Les déchets qui ont fait l'objet d'une opération de transit à travers le territoire du Grand-Duché de Luxembourg peuvent être réexpédiés via le Grand-Duché de Luxembourg vers leur pays d'origine, sur nouvelle autorisation à demander auprès du ministre de la Santé, après traitement ou retraitement dans le pays de destination initial ou lorsqu'un transfert ne peut avoir lieu ou que les conditions de transfert ne sont pas remplies.

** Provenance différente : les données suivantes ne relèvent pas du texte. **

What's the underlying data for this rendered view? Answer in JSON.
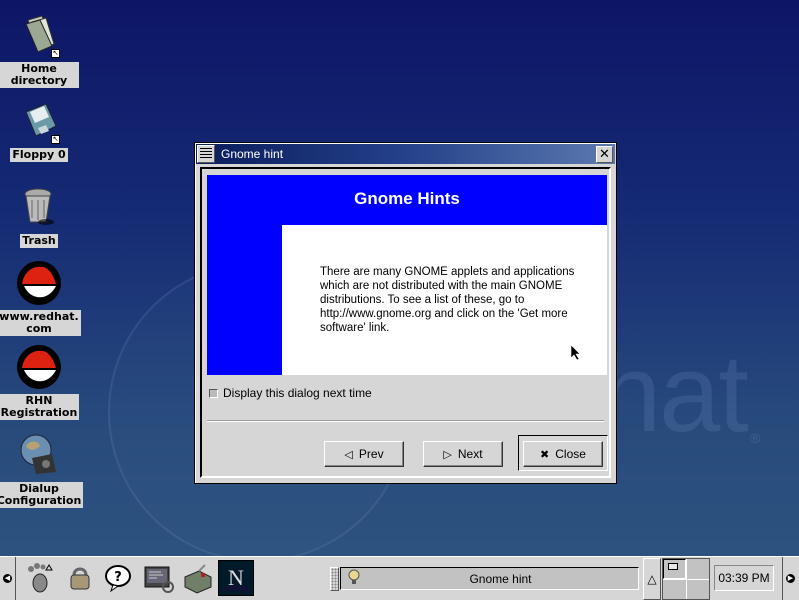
{
  "desktop": {
    "icons": [
      {
        "label": "Home directory",
        "icon": "folder-icon"
      },
      {
        "label": "Floppy 0",
        "icon": "floppy-icon"
      },
      {
        "label": "Trash",
        "icon": "trash-icon"
      },
      {
        "label": "www.redhat.\ncom",
        "icon": "redhat-icon"
      },
      {
        "label": "RHN\nRegistration",
        "icon": "redhat-icon"
      },
      {
        "label": "Dialup\nConfiguration",
        "icon": "dialup-icon"
      }
    ],
    "watermark": "hat",
    "watermark_reg": "®"
  },
  "dialog": {
    "window_title": "Gnome hint",
    "heading": "Gnome Hints",
    "hint_text": "There are many GNOME applets and applications which are not distributed with the main GNOME distributions.  To see a list of these, go to http://www.gnome.org and click on the 'Get more software' link.",
    "checkbox_label": "Display this dialog next time",
    "checkbox_checked": false,
    "buttons": {
      "prev": "Prev",
      "next": "Next",
      "close": "Close"
    },
    "colors": {
      "hint_background": "#0000ff"
    }
  },
  "panel": {
    "task_title": "Gnome hint",
    "clock": "03:39 PM",
    "launchers": [
      "gnome-foot-icon",
      "lock-icon",
      "help-icon",
      "terminal-icon",
      "toolbox-icon",
      "netscape-icon"
    ]
  }
}
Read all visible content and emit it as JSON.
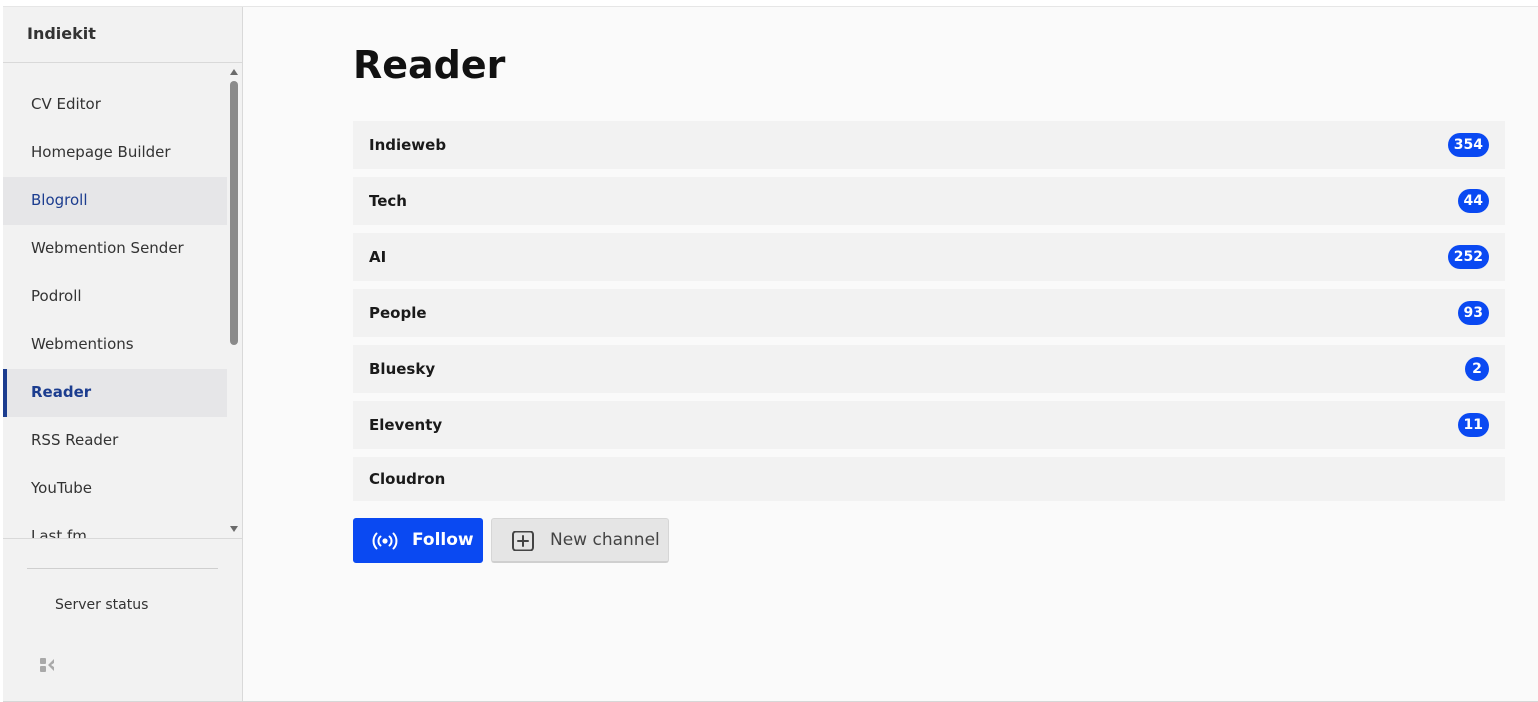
{
  "app": {
    "name": "Indiekit"
  },
  "sidebar": {
    "items": [
      {
        "label": "CV Editor",
        "state": "normal"
      },
      {
        "label": "Homepage Builder",
        "state": "normal"
      },
      {
        "label": "Blogroll",
        "state": "hover"
      },
      {
        "label": "Webmention Sender",
        "state": "normal"
      },
      {
        "label": "Podroll",
        "state": "normal"
      },
      {
        "label": "Webmentions",
        "state": "normal"
      },
      {
        "label": "Reader",
        "state": "active"
      },
      {
        "label": "RSS Reader",
        "state": "normal"
      },
      {
        "label": "YouTube",
        "state": "normal"
      },
      {
        "label": "Last.fm",
        "state": "normal"
      }
    ],
    "footer": {
      "server_status": "Server status",
      "logo_icon": "indiekit-logo-icon"
    }
  },
  "main": {
    "title": "Reader",
    "channels": [
      {
        "name": "Indieweb",
        "unread": "354"
      },
      {
        "name": "Tech",
        "unread": "44"
      },
      {
        "name": "AI",
        "unread": "252"
      },
      {
        "name": "People",
        "unread": "93"
      },
      {
        "name": "Bluesky",
        "unread": "2"
      },
      {
        "name": "Eleventy",
        "unread": "11"
      },
      {
        "name": "Cloudron",
        "unread": ""
      }
    ],
    "actions": {
      "follow_label": "Follow",
      "follow_icon": "broadcast-icon",
      "new_channel_label": "New channel",
      "new_channel_icon": "plus-square-icon"
    }
  },
  "colors": {
    "accent": "#0a49f2",
    "active_nav": "#1c3d8f"
  }
}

Chapitre 6.- Dispositions diverses.

Art. 16.

Les documents dont question aux articles 5, 8, 9 et 12 sont ceux établis par la Commission, conformément aux articles 19 et 20 de la Directive 92/3/Euratom du Conseil du 3 février 1992 relative à la surveillance et au contrôle des transferts de déchets radioactifs entre Etats membres ainsi qu'à l'entrée et à la sortie de la Communauté.

Art. 17.

Les infractions aux dispositions du présent règlement sont punies d'un emprisonnement de huit jours à cinq ans et d'une amende de deux mille cinq cent un à un million de francs, ou d'une de ces peines seulement, sans préjudice des peines plus fortes prévues par d'autres dispositions légales. Les dispositions du livre 1erdu code pénal ainsi que celles de la loi modifiée du 18 juin 1879 portant attribution aux cours et tribunaux de l'appréciation des circonstances atténuantes seront applicables.

Art. 18.

Notre ministre de la Santé, Notre ministre de l'Environnement, Notre ministre du Travail, Notre ministre des Transports, Notre ministre des Affaires Etrangères, du Commerce Extérieur et de la Coopération et Notre ministre de la Justice sont chargés,chacun en ce qui le concerne,de l'exécution du présent règlement qui sera publié au Mémorial.

Le Ministre de la Santé,

Johny Lahure

Le Ministre de l’Environnement,

Alex Bodry

Le Ministre du Travail,

Jean-Claude Juncker

Le Ministre des Transports,

Robert Goebbels

Le Ministre des Affaires Etrangères,

du Commerce Extérieur

et de la Coopération,

Jacques F. Poos

Le Ministre de la Justice,

Marc Fischbach

Château de Berg, le 16 avril 1994.

Jean

Doc. parl. 3876; sess. ord. 1993-1994; Dir. 92/3/Euratom.